La bióloga todavía estaba furiosa.
—Me declaro culpable del delito mencionado —declaró con firmeza—. Pero pido que se revise mi situación, y la de todo el mundo, como se especifica en el reglamento. No según el juicio único del doctor Latvala; sino según el de un grupo de oficiales y mis colegas. Y en lo que se refiere a la pelea, a Norbert se le provocó intolerablemente y fue víctima de una malicia extrema.
—¿Su declaración, doctor Williams?
—No sé cuál es mi situación bajo sus estúpidas reglas… —El americano se comportó—. Perdóneme, señora —dijo, con algunos problemas por los labios hinchados—. Nunca memoricé la ley del espacio. Creía que el sentido común y la buena voluntad serían suficientes. Puede que Reymont tenga técnicamente razón, pero he alcanzado mi límite respecto de sus descaradas interferencias.

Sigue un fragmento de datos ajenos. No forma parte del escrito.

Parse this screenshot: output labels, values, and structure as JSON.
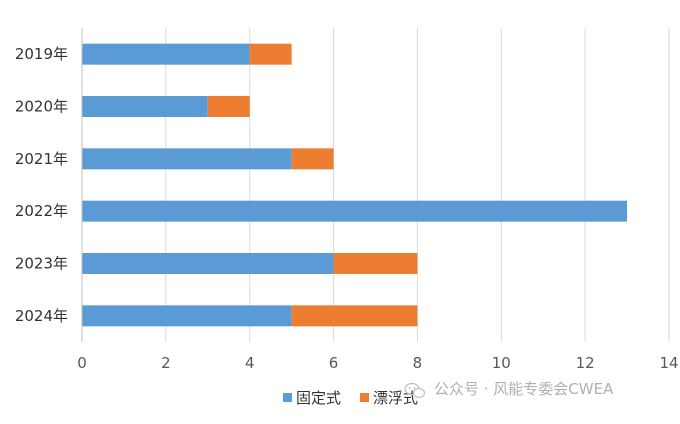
{
  "chart_data": {
    "type": "bar",
    "orientation": "horizontal",
    "stacked": true,
    "categories": [
      "2019年",
      "2020年",
      "2021年",
      "2022年",
      "2023年",
      "2024年"
    ],
    "series": [
      {
        "name": "固定式",
        "values": [
          4,
          3,
          5,
          13,
          6,
          5
        ],
        "color": "#5b9bd5"
      },
      {
        "name": "漂浮式",
        "values": [
          1,
          1,
          1,
          0,
          2,
          3
        ],
        "color": "#ed7d31"
      }
    ],
    "xlim": [
      0,
      14
    ],
    "xticks": [
      0,
      2,
      4,
      6,
      8,
      10,
      12,
      14
    ],
    "grid": "vertical",
    "legend_position": "bottom"
  },
  "watermark": {
    "text": "公众号 · 风能专委会CWEA",
    "icon": "wechat-icon"
  }
}
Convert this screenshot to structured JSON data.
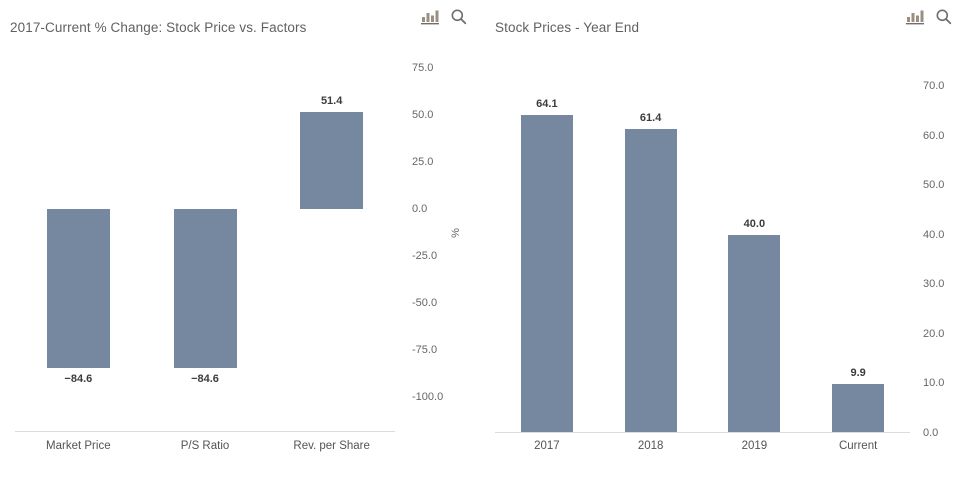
{
  "page": {
    "background": "#ffffff"
  },
  "colors": {
    "bar_fill": "#7687a0",
    "axis_line": "#dcdcdc",
    "title_text": "#616161",
    "tick_text": "#666666",
    "category_text": "#545454",
    "data_label_text": "#3c3c3c",
    "icon_chart": "#9a9081",
    "icon_chart_baseline": "#6f6f6f",
    "icon_magnifier": "#6e6e6e"
  },
  "toolbar_icons": [
    {
      "name": "column-chart-icon"
    },
    {
      "name": "magnifier-icon"
    }
  ],
  "chart_data": [
    {
      "type": "bar",
      "title": "2017-Current % Change: Stock Price vs. Factors",
      "categories": [
        "Market Price",
        "P/S Ratio",
        "Rev. per Share"
      ],
      "values": [
        -84.6,
        -84.6,
        51.4
      ],
      "data_labels": [
        "−84.6",
        "−84.6",
        "51.4"
      ],
      "xlabel": "",
      "ylabel": "%",
      "ylim": [
        -100,
        75
      ],
      "yticks": [
        "75.0",
        "50.0",
        "25.0",
        "0.0",
        "-25.0",
        "-50.0",
        "-75.0",
        "-100.0"
      ],
      "grid": false,
      "legend": false,
      "y_axis_side": "right"
    },
    {
      "type": "bar",
      "title": "Stock Prices - Year End",
      "categories": [
        "2017",
        "2018",
        "2019",
        "Current"
      ],
      "values": [
        64.1,
        61.4,
        40.0,
        9.9
      ],
      "data_labels": [
        "64.1",
        "61.4",
        "40.0",
        "9.9"
      ],
      "xlabel": "",
      "ylabel": "",
      "ylim": [
        0,
        70
      ],
      "yticks": [
        "70.0",
        "60.0",
        "50.0",
        "40.0",
        "30.0",
        "20.0",
        "10.0",
        "0.0"
      ],
      "grid": false,
      "legend": false,
      "y_axis_side": "right"
    }
  ]
}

—¿Por tanto, doctora Glassgold, doctor Williams, aceptan someterse a mi sentencia? Tienen derecho a un juicio si lo desean.
Williams consiguió una sonrisa torcida.
—Las cosas ya están lo bastante mal, señora. Supongo que esto tendrá que aparecer en el diario de a bordo, pero puede que no tenga que llegar a oídos de toda la tripulación.
—¡Oh!, sí. —Glassgold respiró aliviada. Cogió la mano de Williams.
Reymont abrió la boca.
—Está usted bajo mi autoridad, condestable —le interrumpió Lindgren—. Puede, por supuesto, apelar al capitán.
—No, señora —contestó Reymont.
—Bien entonces. —Lindgren se echó atrás. Su rostro se aflojó—. Ordeno que todas las acusaciones de cada lado sean desestimadas… o mejor, que nunca se presenten. Esto no irá a ningún archivo. Hablémoslo como seres humanos que están todos, podemos decir, en el mismo barco.
—¿Él también? —Williams lanzó un pulgar hacia Charles Reymont.
—Debemos tener ley y disciplina, ya lo sabe —dijo Lindgren con calma—. Sin ellas, moriremos. Quizás el condestable Reymont sufra de exceso de celo. O quizá no. En cualquier caso, es el único especialista policial y militar que tenemos. Si no están de acuerdo con él… para eso estoy yo. Relájense. Pediré café.
—Si la primer oficial está de acuerdo —dijo Reymont—, me iré.
—No, tenemos cosas que decirle —fue la respuesta inmediata de Glassgold.
Reymont mantuvo los ojos fijos en Lindgren. Era como si saltasen chispas entre ellos.
—Como ya ha dicho, señora —dijo—, mi trabajo es mantener el orden en la nave. Ni más ni menos. Esto es algo más: una sesión de consejos personales. Estoy seguro de que la dama y el caballero hablarían con mayor libertad sin mí.
—Creo que tiene razón, condestable —asintió ella—. Puede retirarse.
Se levantó, saludó y se fue. En el camino hacia arriba se encontró con Freiwald que le saludó. Se mantenía algo cercano a la cordialidad con su media docena de ayudantes.